Email You are expected to use your Royal Holloway email as you will be receiving important information to that address and so you can be reached via the directory.

Food and drink There will be a break halfway through the workshop. You can bring drinks into the classroom but not food.

Absence If you are unable to attend the workshop, let your tutor know as soon as you can. If you know in advance that you are likely to miss a seminar, please complete the Notification of Absence form, available here.

Confidentiality The workshop is a confidential space. You are not permitted to share other peoples’ comments or writing or any part of the discussion on social media or online or in any other public forum in any way. This also applies to tutors’ comments, written or verbal, in workshop, tutorial, seminar or any other context.

Ethics

It is important to be mindful of the fundamental ethics of your work both with regards to its reception and production. You should consider this with regards to your seminar group but also the wider community.

During the course you may encounter a wide range of viewpoints that are not necessarily the same as your own. We hope that your own writing and reading of other writers, including any commentary that you make on that of your peers, will be able to take into account views which are not necessarily shared by you.
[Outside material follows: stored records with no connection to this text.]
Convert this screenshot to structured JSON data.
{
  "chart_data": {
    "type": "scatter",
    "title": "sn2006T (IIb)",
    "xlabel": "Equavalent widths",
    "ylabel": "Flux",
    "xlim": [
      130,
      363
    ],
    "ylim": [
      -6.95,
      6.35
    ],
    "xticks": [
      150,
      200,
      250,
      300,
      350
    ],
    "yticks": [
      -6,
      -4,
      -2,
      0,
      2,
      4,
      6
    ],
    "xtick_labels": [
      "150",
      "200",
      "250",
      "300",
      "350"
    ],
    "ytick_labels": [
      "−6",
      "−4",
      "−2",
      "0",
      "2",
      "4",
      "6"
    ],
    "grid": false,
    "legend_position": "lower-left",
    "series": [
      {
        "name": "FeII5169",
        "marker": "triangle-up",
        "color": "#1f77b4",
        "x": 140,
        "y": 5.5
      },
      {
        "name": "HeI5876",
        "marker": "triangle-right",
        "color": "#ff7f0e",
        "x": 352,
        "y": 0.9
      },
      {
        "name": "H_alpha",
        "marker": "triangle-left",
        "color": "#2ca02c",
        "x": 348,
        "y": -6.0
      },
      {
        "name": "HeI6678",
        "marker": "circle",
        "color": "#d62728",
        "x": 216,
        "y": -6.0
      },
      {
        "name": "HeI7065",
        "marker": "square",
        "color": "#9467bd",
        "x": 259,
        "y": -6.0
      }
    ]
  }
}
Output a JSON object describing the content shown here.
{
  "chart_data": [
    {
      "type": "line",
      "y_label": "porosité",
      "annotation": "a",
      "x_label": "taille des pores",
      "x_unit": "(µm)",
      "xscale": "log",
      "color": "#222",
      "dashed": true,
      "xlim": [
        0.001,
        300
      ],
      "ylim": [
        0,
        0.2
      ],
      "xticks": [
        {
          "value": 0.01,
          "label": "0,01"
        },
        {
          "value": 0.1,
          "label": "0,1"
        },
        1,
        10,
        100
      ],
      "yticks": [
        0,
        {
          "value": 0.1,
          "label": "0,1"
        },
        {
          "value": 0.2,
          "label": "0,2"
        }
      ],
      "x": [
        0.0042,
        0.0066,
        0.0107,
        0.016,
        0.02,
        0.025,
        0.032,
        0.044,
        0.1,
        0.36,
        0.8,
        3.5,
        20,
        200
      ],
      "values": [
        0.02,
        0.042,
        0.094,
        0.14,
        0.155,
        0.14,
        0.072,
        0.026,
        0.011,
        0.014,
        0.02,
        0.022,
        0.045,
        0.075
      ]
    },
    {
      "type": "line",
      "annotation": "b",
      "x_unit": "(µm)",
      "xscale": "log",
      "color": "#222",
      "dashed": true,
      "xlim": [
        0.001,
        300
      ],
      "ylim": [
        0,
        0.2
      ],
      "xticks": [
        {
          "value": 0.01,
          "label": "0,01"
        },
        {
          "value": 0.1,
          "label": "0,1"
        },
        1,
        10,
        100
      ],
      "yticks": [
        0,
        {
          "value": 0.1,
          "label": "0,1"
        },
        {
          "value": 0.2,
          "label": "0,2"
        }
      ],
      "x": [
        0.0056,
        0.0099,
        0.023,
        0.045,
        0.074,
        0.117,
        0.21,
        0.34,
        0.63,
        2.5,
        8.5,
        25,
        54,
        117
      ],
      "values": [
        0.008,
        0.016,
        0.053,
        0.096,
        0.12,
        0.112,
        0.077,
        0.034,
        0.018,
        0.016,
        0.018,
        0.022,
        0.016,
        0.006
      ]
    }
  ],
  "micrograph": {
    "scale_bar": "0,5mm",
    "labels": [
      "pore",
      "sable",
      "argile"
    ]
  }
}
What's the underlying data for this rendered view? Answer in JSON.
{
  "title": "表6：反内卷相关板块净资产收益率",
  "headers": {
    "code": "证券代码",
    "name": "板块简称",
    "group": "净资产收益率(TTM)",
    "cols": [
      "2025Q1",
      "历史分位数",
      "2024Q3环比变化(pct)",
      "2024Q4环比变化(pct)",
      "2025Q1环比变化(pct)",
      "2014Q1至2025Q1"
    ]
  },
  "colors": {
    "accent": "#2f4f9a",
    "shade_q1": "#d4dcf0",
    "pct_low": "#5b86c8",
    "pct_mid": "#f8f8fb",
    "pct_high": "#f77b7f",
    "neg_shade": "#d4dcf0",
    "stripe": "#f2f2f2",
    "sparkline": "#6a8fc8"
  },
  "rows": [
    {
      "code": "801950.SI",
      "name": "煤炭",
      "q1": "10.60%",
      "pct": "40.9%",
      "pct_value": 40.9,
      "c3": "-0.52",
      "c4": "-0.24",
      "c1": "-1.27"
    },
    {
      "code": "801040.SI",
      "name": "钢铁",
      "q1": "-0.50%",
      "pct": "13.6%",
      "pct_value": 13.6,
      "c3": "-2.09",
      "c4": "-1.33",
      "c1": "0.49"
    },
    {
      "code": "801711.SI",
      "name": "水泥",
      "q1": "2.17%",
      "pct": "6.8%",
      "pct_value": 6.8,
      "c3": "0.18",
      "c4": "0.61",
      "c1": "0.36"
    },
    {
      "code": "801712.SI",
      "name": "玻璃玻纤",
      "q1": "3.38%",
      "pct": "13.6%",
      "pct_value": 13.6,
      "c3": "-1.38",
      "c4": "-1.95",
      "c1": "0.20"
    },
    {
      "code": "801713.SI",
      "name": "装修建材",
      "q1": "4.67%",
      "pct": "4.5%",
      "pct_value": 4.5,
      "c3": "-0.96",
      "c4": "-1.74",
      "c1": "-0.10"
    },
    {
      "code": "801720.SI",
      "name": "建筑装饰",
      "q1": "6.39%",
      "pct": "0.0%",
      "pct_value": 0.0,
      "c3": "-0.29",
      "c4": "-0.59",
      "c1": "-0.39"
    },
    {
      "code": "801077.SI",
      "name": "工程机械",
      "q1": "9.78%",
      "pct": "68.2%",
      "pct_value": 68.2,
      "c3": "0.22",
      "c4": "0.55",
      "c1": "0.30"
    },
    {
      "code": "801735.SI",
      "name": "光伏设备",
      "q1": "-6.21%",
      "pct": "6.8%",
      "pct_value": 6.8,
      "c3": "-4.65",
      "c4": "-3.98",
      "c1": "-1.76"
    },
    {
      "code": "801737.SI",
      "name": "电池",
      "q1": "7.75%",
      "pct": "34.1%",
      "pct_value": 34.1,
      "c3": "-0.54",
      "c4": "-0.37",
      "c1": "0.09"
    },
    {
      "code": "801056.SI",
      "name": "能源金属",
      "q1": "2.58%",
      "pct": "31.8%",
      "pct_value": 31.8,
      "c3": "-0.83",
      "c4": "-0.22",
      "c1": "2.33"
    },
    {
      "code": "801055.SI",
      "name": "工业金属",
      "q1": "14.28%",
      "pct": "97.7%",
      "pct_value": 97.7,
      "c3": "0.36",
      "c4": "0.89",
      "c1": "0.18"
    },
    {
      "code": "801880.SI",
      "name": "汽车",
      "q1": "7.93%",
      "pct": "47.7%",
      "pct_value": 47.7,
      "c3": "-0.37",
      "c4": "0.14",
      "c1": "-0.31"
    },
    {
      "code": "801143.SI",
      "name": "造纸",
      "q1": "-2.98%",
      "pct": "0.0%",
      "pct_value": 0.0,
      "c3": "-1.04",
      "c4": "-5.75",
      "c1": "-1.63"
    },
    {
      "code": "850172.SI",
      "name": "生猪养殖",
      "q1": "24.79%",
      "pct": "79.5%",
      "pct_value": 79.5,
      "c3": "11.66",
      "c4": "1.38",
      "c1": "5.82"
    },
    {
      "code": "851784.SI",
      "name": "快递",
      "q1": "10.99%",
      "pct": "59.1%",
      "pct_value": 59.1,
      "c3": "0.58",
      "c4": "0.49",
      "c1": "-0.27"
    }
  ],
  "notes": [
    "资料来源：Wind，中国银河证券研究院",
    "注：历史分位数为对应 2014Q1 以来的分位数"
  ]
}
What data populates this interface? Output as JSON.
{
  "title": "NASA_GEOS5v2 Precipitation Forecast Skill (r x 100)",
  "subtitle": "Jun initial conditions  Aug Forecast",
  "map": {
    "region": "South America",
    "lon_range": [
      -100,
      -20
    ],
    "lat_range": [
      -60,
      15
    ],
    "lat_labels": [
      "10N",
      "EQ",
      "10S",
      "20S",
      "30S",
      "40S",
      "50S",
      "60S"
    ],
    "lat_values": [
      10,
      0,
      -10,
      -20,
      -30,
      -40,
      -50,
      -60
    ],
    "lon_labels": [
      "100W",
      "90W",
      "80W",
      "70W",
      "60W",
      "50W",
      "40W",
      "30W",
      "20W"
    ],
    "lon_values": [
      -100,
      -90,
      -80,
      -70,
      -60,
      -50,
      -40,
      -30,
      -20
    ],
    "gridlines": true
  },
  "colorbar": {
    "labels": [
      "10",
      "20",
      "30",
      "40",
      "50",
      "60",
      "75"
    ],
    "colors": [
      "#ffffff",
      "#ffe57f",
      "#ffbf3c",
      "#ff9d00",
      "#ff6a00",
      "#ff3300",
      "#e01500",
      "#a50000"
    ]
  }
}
Conversely, you should be mindful of asserting any one view or ideological perspective.

One of the most important areas for development on the MA is your relationship with your intended audience / readers. While we want you to explore a range of experiences through your own writing we ask you to be mindful of any distress that certain subjects might cause to the readers of your work on the MA. If you have any questions about this in relation to

15 your work then please raise this with your seminar leader in advance of the seminar.

We fully support the principles of the right to free speech but will not tolerate hate speech towards any group and you should be mindful of this in the writing that you submit for discussion and in your comments on the work of others.

Further Information

If you have any questions, please contact the School of Humanities administrative team – [email protected]

Disclaimer

This document was published in September 2020 and was correct at that time. The Department reserves the right to modify any statement if necessary, make variations to the content or methods of delivery of programmes of study, to discontinue programmes, or merge or combine programmes if such actions are reasonably considered to be necessary by the College. Every effort will be made to keep disruption to a minimum, and to give as much notice as possible.